Thanks in large part to benefit cuts, Lucent's retiree benefits plans have added a net total of $1.1 billion to income since the company started, including $868 million in the fiscal year ended Sept. 30, according to its annual report filed in December.
In a statement, Lucent said, "Eliminating the death benefit was one of the very difficult decisions we had to make over the past few years," and added that "It is also important to note that the death benefit was a benefit provided at Lucent's discretion, and funded from Lucent's pension plan, but it was not an accrued, vested or protected benefit."
Recently retired workers are finding themselves grappling with the benefits reductions -- especially those whose pensions were reduced by the pension conversion. But retirees who made irrevocable pension decisions decades ago -- and then found their other retirement benefits cut -- have been slammed the hardest.
George Sharpe worked for Bell Laboratories for 34 years, setting up missile programs in places like Cape Canaveral, Fla. and White Sands, N.M. When he retired in 1975 at age 59, he elected a single-life pension, which was $34,080 a year.

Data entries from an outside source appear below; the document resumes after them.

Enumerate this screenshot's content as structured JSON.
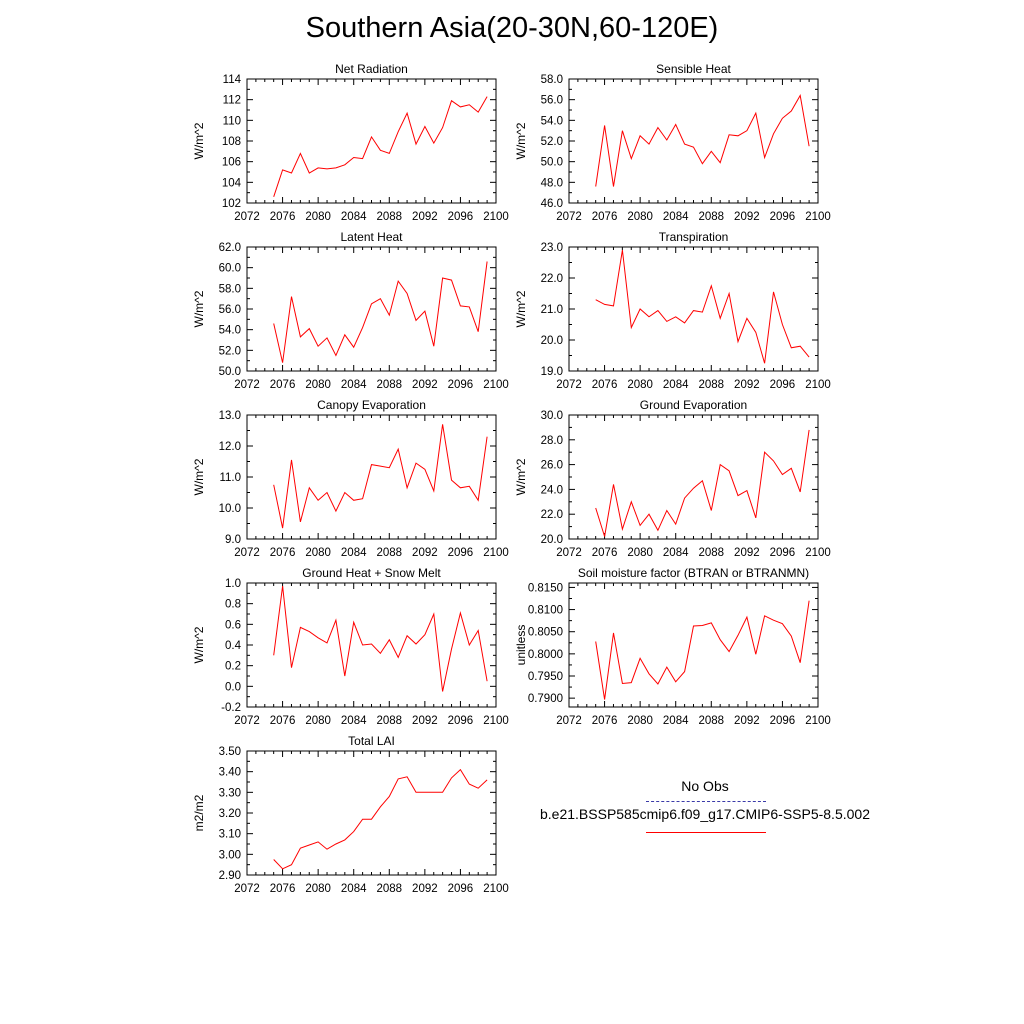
{
  "title": "Southern Asia(20-30N,60-120E)",
  "colors": {
    "series": "#ff0000",
    "obs": "#3a3aa8",
    "axis": "#000000"
  },
  "legend": {
    "obs_label": "No Obs",
    "model_label": "b.e21.BSSP585cmip6.f09_g17.CMIP6-SSP5-8.5.002"
  },
  "chart_data": [
    {
      "type": "line",
      "title": "Net Radiation",
      "ylabel": "W/m^2",
      "xlim": [
        2072,
        2100
      ],
      "ylim": [
        102,
        114
      ],
      "xticks": [
        2072,
        2076,
        2080,
        2084,
        2088,
        2092,
        2096,
        2100
      ],
      "yticks": [
        "102",
        "104",
        "106",
        "108",
        "110",
        "112",
        "114"
      ],
      "x": [
        2075,
        2076,
        2077,
        2078,
        2079,
        2080,
        2081,
        2082,
        2083,
        2084,
        2085,
        2086,
        2087,
        2088,
        2089,
        2090,
        2091,
        2092,
        2093,
        2094,
        2095,
        2096,
        2097,
        2098,
        2099
      ],
      "y": [
        102.6,
        105.2,
        104.9,
        106.8,
        104.9,
        105.4,
        105.3,
        105.4,
        105.7,
        106.4,
        106.3,
        108.4,
        107.1,
        106.8,
        108.9,
        110.7,
        107.7,
        109.4,
        107.8,
        109.3,
        111.9,
        111.3,
        111.5,
        110.8,
        112.3
      ]
    },
    {
      "type": "line",
      "title": "Sensible Heat",
      "ylabel": "W/m^2",
      "xlim": [
        2072,
        2100
      ],
      "ylim": [
        46,
        58
      ],
      "xticks": [
        2072,
        2076,
        2080,
        2084,
        2088,
        2092,
        2096,
        2100
      ],
      "yticks": [
        "46.0",
        "48.0",
        "50.0",
        "52.0",
        "54.0",
        "56.0",
        "58.0"
      ],
      "x": [
        2075,
        2076,
        2077,
        2078,
        2079,
        2080,
        2081,
        2082,
        2083,
        2084,
        2085,
        2086,
        2087,
        2088,
        2089,
        2090,
        2091,
        2092,
        2093,
        2094,
        2095,
        2096,
        2097,
        2098,
        2099
      ],
      "y": [
        47.6,
        53.5,
        47.6,
        53.0,
        50.3,
        52.5,
        51.7,
        53.3,
        52.1,
        53.6,
        51.7,
        51.4,
        49.8,
        51.0,
        49.9,
        52.6,
        52.5,
        53.0,
        54.7,
        50.4,
        52.7,
        54.2,
        54.9,
        56.4,
        51.5
      ]
    },
    {
      "type": "line",
      "title": "Latent Heat",
      "ylabel": "W/m^2",
      "xlim": [
        2072,
        2100
      ],
      "ylim": [
        50,
        62
      ],
      "xticks": [
        2072,
        2076,
        2080,
        2084,
        2088,
        2092,
        2096,
        2100
      ],
      "yticks": [
        "50.0",
        "52.0",
        "54.0",
        "56.0",
        "58.0",
        "60.0",
        "62.0"
      ],
      "x": [
        2075,
        2076,
        2077,
        2078,
        2079,
        2080,
        2081,
        2082,
        2083,
        2084,
        2085,
        2086,
        2087,
        2088,
        2089,
        2090,
        2091,
        2092,
        2093,
        2094,
        2095,
        2096,
        2097,
        2098,
        2099
      ],
      "y": [
        54.6,
        50.8,
        57.2,
        53.3,
        54.1,
        52.4,
        53.2,
        51.5,
        53.5,
        52.3,
        54.2,
        56.5,
        57.0,
        55.4,
        58.7,
        57.5,
        54.9,
        55.8,
        52.4,
        59.0,
        58.8,
        56.3,
        56.2,
        53.8,
        60.6
      ]
    },
    {
      "type": "line",
      "title": "Transpiration",
      "ylabel": "W/m^2",
      "xlim": [
        2072,
        2100
      ],
      "ylim": [
        19,
        23
      ],
      "xticks": [
        2072,
        2076,
        2080,
        2084,
        2088,
        2092,
        2096,
        2100
      ],
      "yticks": [
        "19.0",
        "20.0",
        "21.0",
        "22.0",
        "23.0"
      ],
      "x": [
        2075,
        2076,
        2077,
        2078,
        2079,
        2080,
        2081,
        2082,
        2083,
        2084,
        2085,
        2086,
        2087,
        2088,
        2089,
        2090,
        2091,
        2092,
        2093,
        2094,
        2095,
        2096,
        2097,
        2098,
        2099
      ],
      "y": [
        21.3,
        21.15,
        21.1,
        22.9,
        20.4,
        21.0,
        20.75,
        20.95,
        20.6,
        20.75,
        20.55,
        20.95,
        20.9,
        21.75,
        20.7,
        21.5,
        19.95,
        20.7,
        20.25,
        19.25,
        21.55,
        20.5,
        19.75,
        19.8,
        19.45
      ]
    },
    {
      "type": "line",
      "title": "Canopy Evaporation",
      "ylabel": "W/m^2",
      "xlim": [
        2072,
        2100
      ],
      "ylim": [
        9,
        13
      ],
      "xticks": [
        2072,
        2076,
        2080,
        2084,
        2088,
        2092,
        2096,
        2100
      ],
      "yticks": [
        "9.0",
        "10.0",
        "11.0",
        "12.0",
        "13.0"
      ],
      "x": [
        2075,
        2076,
        2077,
        2078,
        2079,
        2080,
        2081,
        2082,
        2083,
        2084,
        2085,
        2086,
        2087,
        2088,
        2089,
        2090,
        2091,
        2092,
        2093,
        2094,
        2095,
        2096,
        2097,
        2098,
        2099
      ],
      "y": [
        10.75,
        9.35,
        11.55,
        9.55,
        10.65,
        10.25,
        10.5,
        9.9,
        10.5,
        10.25,
        10.3,
        11.4,
        11.35,
        11.3,
        11.9,
        10.65,
        11.45,
        11.25,
        10.55,
        12.7,
        10.9,
        10.65,
        10.7,
        10.25,
        12.3
      ]
    },
    {
      "type": "line",
      "title": "Ground Evaporation",
      "ylabel": "W/m^2",
      "xlim": [
        2072,
        2100
      ],
      "ylim": [
        20,
        30
      ],
      "xticks": [
        2072,
        2076,
        2080,
        2084,
        2088,
        2092,
        2096,
        2100
      ],
      "yticks": [
        "20.0",
        "22.0",
        "24.0",
        "26.0",
        "28.0",
        "30.0"
      ],
      "x": [
        2075,
        2076,
        2077,
        2078,
        2079,
        2080,
        2081,
        2082,
        2083,
        2084,
        2085,
        2086,
        2087,
        2088,
        2089,
        2090,
        2091,
        2092,
        2093,
        2094,
        2095,
        2096,
        2097,
        2098,
        2099
      ],
      "y": [
        22.5,
        20.2,
        24.4,
        20.8,
        23.0,
        21.1,
        22.0,
        20.7,
        22.3,
        21.2,
        23.3,
        24.1,
        24.7,
        22.3,
        26.0,
        25.5,
        23.5,
        23.9,
        21.7,
        27.0,
        26.3,
        25.2,
        25.7,
        23.8,
        28.8
      ]
    },
    {
      "type": "line",
      "title": "Ground Heat + Snow Melt",
      "ylabel": "W/m^2",
      "xlim": [
        2072,
        2100
      ],
      "ylim": [
        -0.2,
        1.0
      ],
      "xticks": [
        2072,
        2076,
        2080,
        2084,
        2088,
        2092,
        2096,
        2100
      ],
      "yticks": [
        "-0.2",
        "0.0",
        "0.2",
        "0.4",
        "0.6",
        "0.8",
        "1.0"
      ],
      "x": [
        2075,
        2076,
        2077,
        2078,
        2079,
        2080,
        2081,
        2082,
        2083,
        2084,
        2085,
        2086,
        2087,
        2088,
        2089,
        2090,
        2091,
        2092,
        2093,
        2094,
        2095,
        2096,
        2097,
        2098,
        2099
      ],
      "y": [
        0.3,
        0.97,
        0.18,
        0.57,
        0.53,
        0.47,
        0.42,
        0.64,
        0.1,
        0.62,
        0.4,
        0.41,
        0.32,
        0.45,
        0.28,
        0.49,
        0.41,
        0.5,
        0.7,
        -0.05,
        0.36,
        0.71,
        0.4,
        0.54,
        0.05
      ]
    },
    {
      "type": "line",
      "title": "Soil moisture factor (BTRAN or BTRANMN)",
      "ylabel": "unitless",
      "xlim": [
        2072,
        2100
      ],
      "ylim": [
        0.788,
        0.816
      ],
      "xticks": [
        2072,
        2076,
        2080,
        2084,
        2088,
        2092,
        2096,
        2100
      ],
      "yticks": [
        "0.7900",
        "0.7950",
        "0.8000",
        "0.8050",
        "0.8100",
        "0.8150"
      ],
      "ytick_values": [
        0.79,
        0.795,
        0.8,
        0.805,
        0.81,
        0.815
      ],
      "x": [
        2075,
        2076,
        2077,
        2078,
        2079,
        2080,
        2081,
        2082,
        2083,
        2084,
        2085,
        2086,
        2087,
        2088,
        2089,
        2090,
        2091,
        2092,
        2093,
        2094,
        2095,
        2096,
        2097,
        2098,
        2099
      ],
      "y": [
        0.8028,
        0.7897,
        0.8047,
        0.7933,
        0.7935,
        0.799,
        0.7955,
        0.7932,
        0.797,
        0.7937,
        0.796,
        0.8063,
        0.8064,
        0.807,
        0.8032,
        0.8005,
        0.8042,
        0.8083,
        0.7999,
        0.8086,
        0.8076,
        0.8068,
        0.804,
        0.798,
        0.812
      ]
    },
    {
      "type": "line",
      "title": "Total LAI",
      "ylabel": "m2/m2",
      "xlim": [
        2072,
        2100
      ],
      "ylim": [
        2.9,
        3.5
      ],
      "xticks": [
        2072,
        2076,
        2080,
        2084,
        2088,
        2092,
        2096,
        2100
      ],
      "yticks": [
        "2.90",
        "3.00",
        "3.10",
        "3.20",
        "3.30",
        "3.40",
        "3.50"
      ],
      "x": [
        2075,
        2076,
        2077,
        2078,
        2079,
        2080,
        2081,
        2082,
        2083,
        2084,
        2085,
        2086,
        2087,
        2088,
        2089,
        2090,
        2091,
        2092,
        2093,
        2094,
        2095,
        2096,
        2097,
        2098,
        2099
      ],
      "y": [
        2.975,
        2.93,
        2.95,
        3.03,
        3.045,
        3.06,
        3.025,
        3.05,
        3.07,
        3.11,
        3.17,
        3.17,
        3.23,
        3.28,
        3.365,
        3.375,
        3.3,
        3.3,
        3.3,
        3.3,
        3.37,
        3.41,
        3.34,
        3.32,
        3.36
      ]
    }
  ]
}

When Mr. Sharpe, who suffered from Alzheimer's disease, died in December of 2003, his pension check ended. Although his widow, Connie, could have kept her health coverage if she paid 100% of the costs, she can't afford what Lucent was charging -- $280 a month, as of Jan 1, 2005; so she pays $133 a month for a plan from AARP.
Mrs. Sharpe, who is 80 and lives in Las Cruces, N.M., is cashing in CDs and living on Social Security of $915 a month. "If I don't live too long, I won't have to go on welfare," she says. Late last year, Mrs. Sharpe, who has no children, adopted a six-year old Australian shepherd, Keno, despite her worries about paying for his food and veterinary care. "I have nobody," she says.
The benefits cuts have led many retirees to regret the decisions they made about their pensions long ago. When Lew Coppes, 66, retired from AT&T in 1989 after 33 years, he and his wife, Joanne, elected to get a pension over his life only (rather than a reduced pension over both their lives), because they had ample savings in his company savings plan, invested in AT&T stock, group life insurance and a death benefit of $60,000.
After the spinoff, however, his AT&T shares converted automatically to Lucent shares, and their value plummeted to $20,000 from $250,000, though he says he has no one but himself to blame for not diversifying the money. His health premiums have risen, he's lost dental benefits, and his death benefit is gone. He had a serious heart attack in 2001, and in October last year he had a cardiac defibrillator implanted, "and couldn't afford life insurance even if I could get it," he says.
Mr. Coppes, who lives in Tucson, is working six days a week from his home buying and selling electronic equipment. "I figure I'm good for another three to four years," he says. "I'm trying to build up a nest egg for my wife, because my pension dies when I do."
In early January 2003, when Mr. Jelly, the Western Electric retiree with leukemia, got Lucent's letter informing him the death benefit would be paid only if the retirees died before Feb. 3, he figured the odds were good that he'd make the cut. After five years of fighting cancer, he was failing, and he went back into the hospital Jan. 14 for what he and his wife knew would be the last time. He told her sardonically, "I have a deadline."
He didn't make it. He celebrated his 80th birthday in the hospital on Feb. 14, which was also his and Margaret's 50th Valentine's Day together. The nurses had a small party for him. He died on Feb. 24, 2003. Lucent saved $39,000.